The Gilded Age
By David Gu
Gilded: Covered with Gold
This was a time of economic growth, filled with advancement and prosperity - on the outside. Internally, businesses were corrupted and used bribes in order to benefit themselves, with some industries becoming huge monopolies dominated by one company. There were much corruption in the government as well, with scandals even with the Grant Administration, causing people to distrust the government as well as corporations.
Grant and the "Bloody Shirt" Campaign
Ulysses S. Grant
Famous General of the Union Army, he was still wildly popular as the Republican Representative.
Democratric Representative from New York.
The Corruption of the Gilded Age
One of the most notorious scandals of this era was the Tweed Ring. William "Boss" Tweed, the owner of Tammany Hall, devised a complex system where he was able to get money from the city by ensuring kickbacks from his co-conspirators. He ran a political machine, which was how he was able to gather up the support of the lower class by offering them a few benefits that he was able to provide - in return for complete loyalty to him. Therefore Boss Tweed controlled many aspects of the politics of New York City, stealing over $100 million in the process. His frauds were brought to the public thanks to Thomas Nast, a political cartoonist in New York City. His cartoons were instrumental in bringing the Tweed Ring down, and even received a bribe from Tweed to stop producing them. When Tweed escaped from jail to Spain, he was caught because he was recognized by people from Nast's cartoons.

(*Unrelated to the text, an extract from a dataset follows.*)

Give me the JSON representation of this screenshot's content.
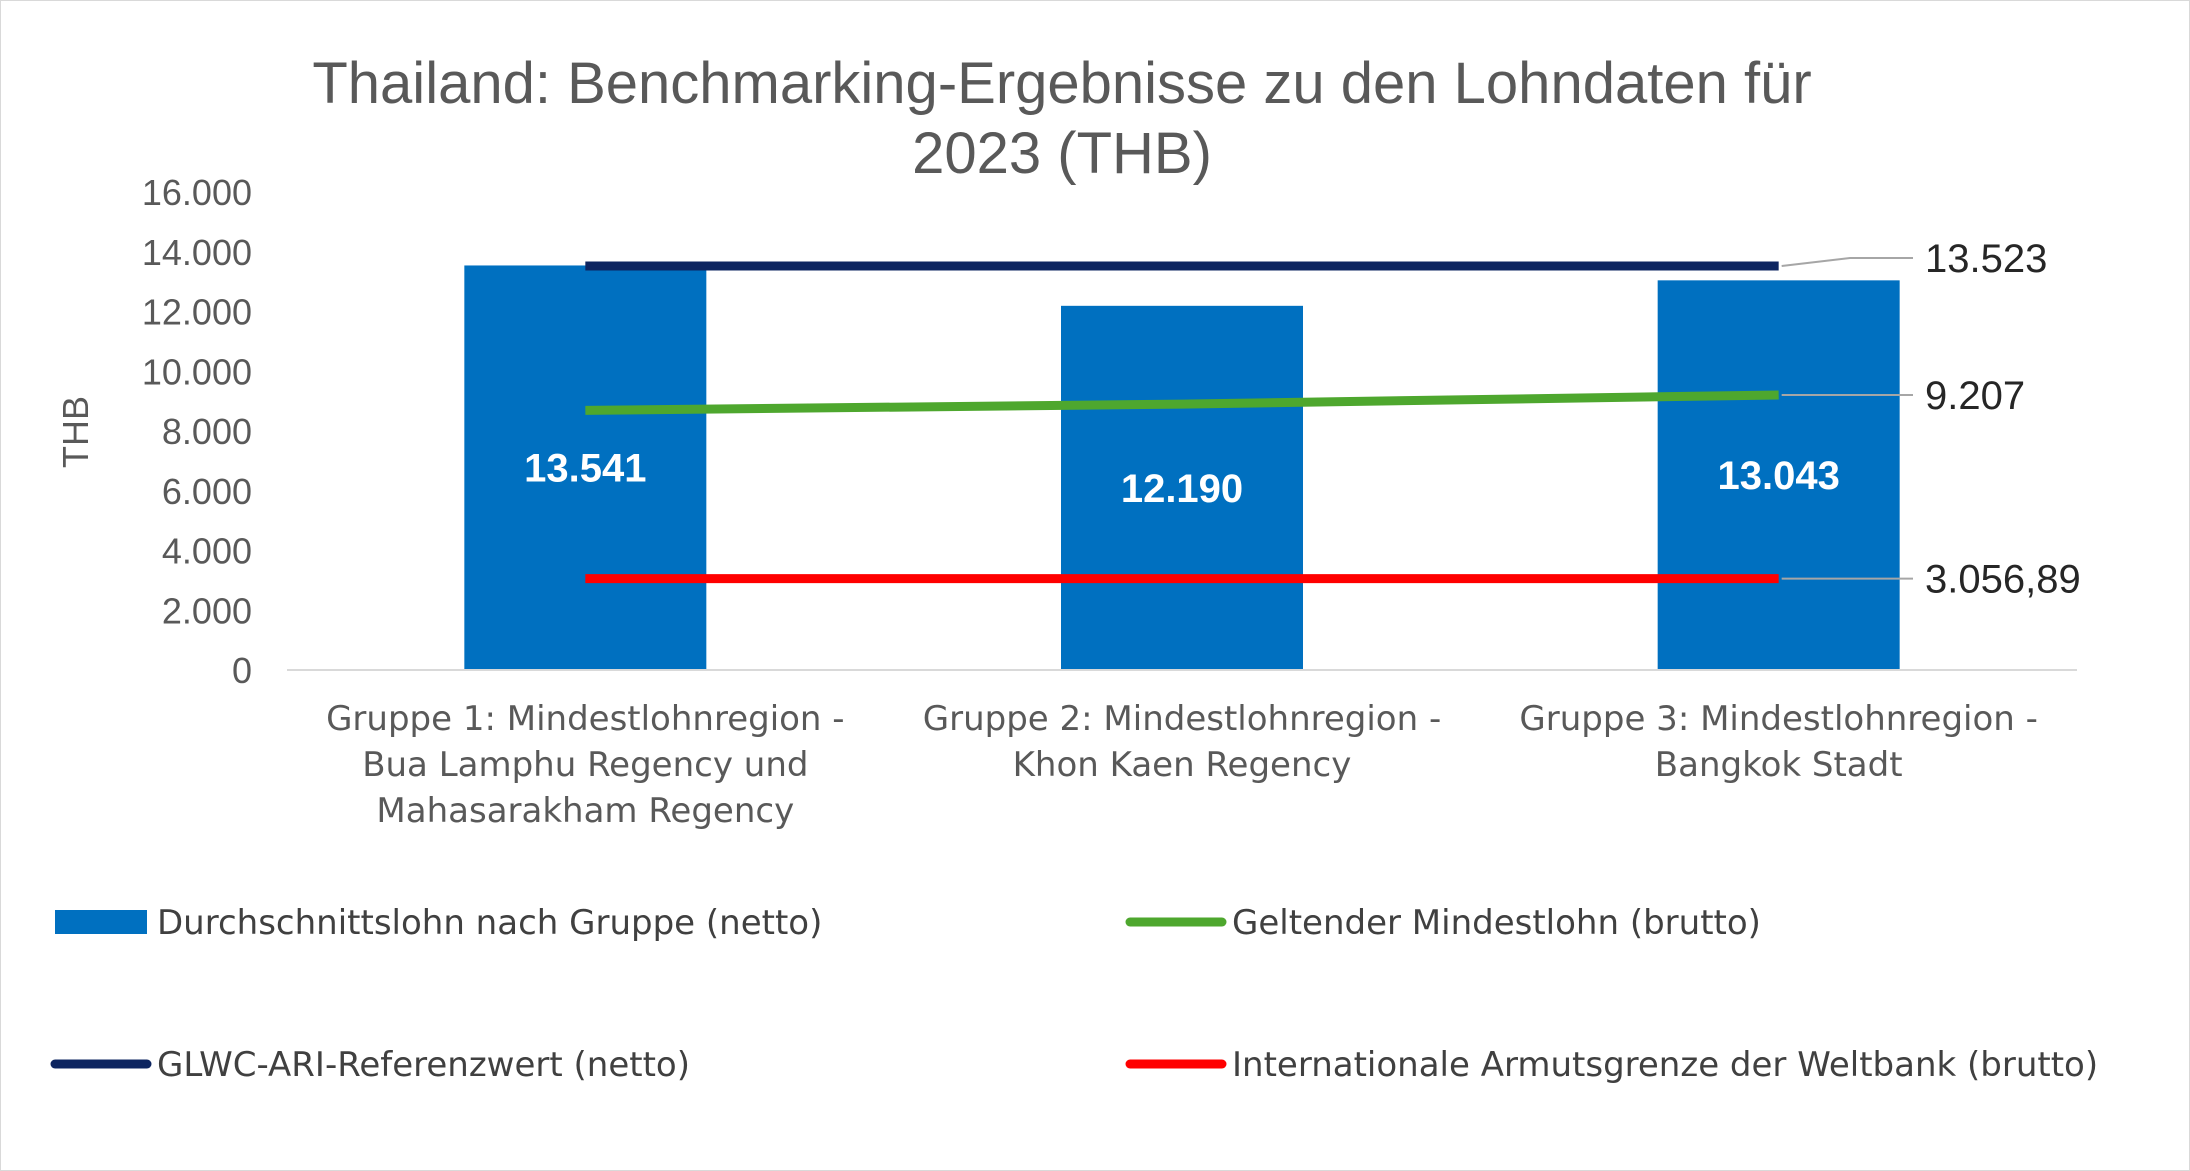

Greed was Tweed's objective, nothing else.
The Giant Thief
None of the public authorities could match up to Tweed's power during his rule.
Comprimise of 1877
During the election of 1877, Rutherford B. Hayes did not win the popular vote for the presidency, and was only a few electoral votes away from Samuel J. Tilden. It was an unofficial comprimise that gave the presidency to Hayes in return for the South to go back to their old ways. Union Reconstruction troops were pulled out of the South, and Democrats were also allowed back into major politics. It was seen as betraying the African American cause of equality while brining the South back to the Union.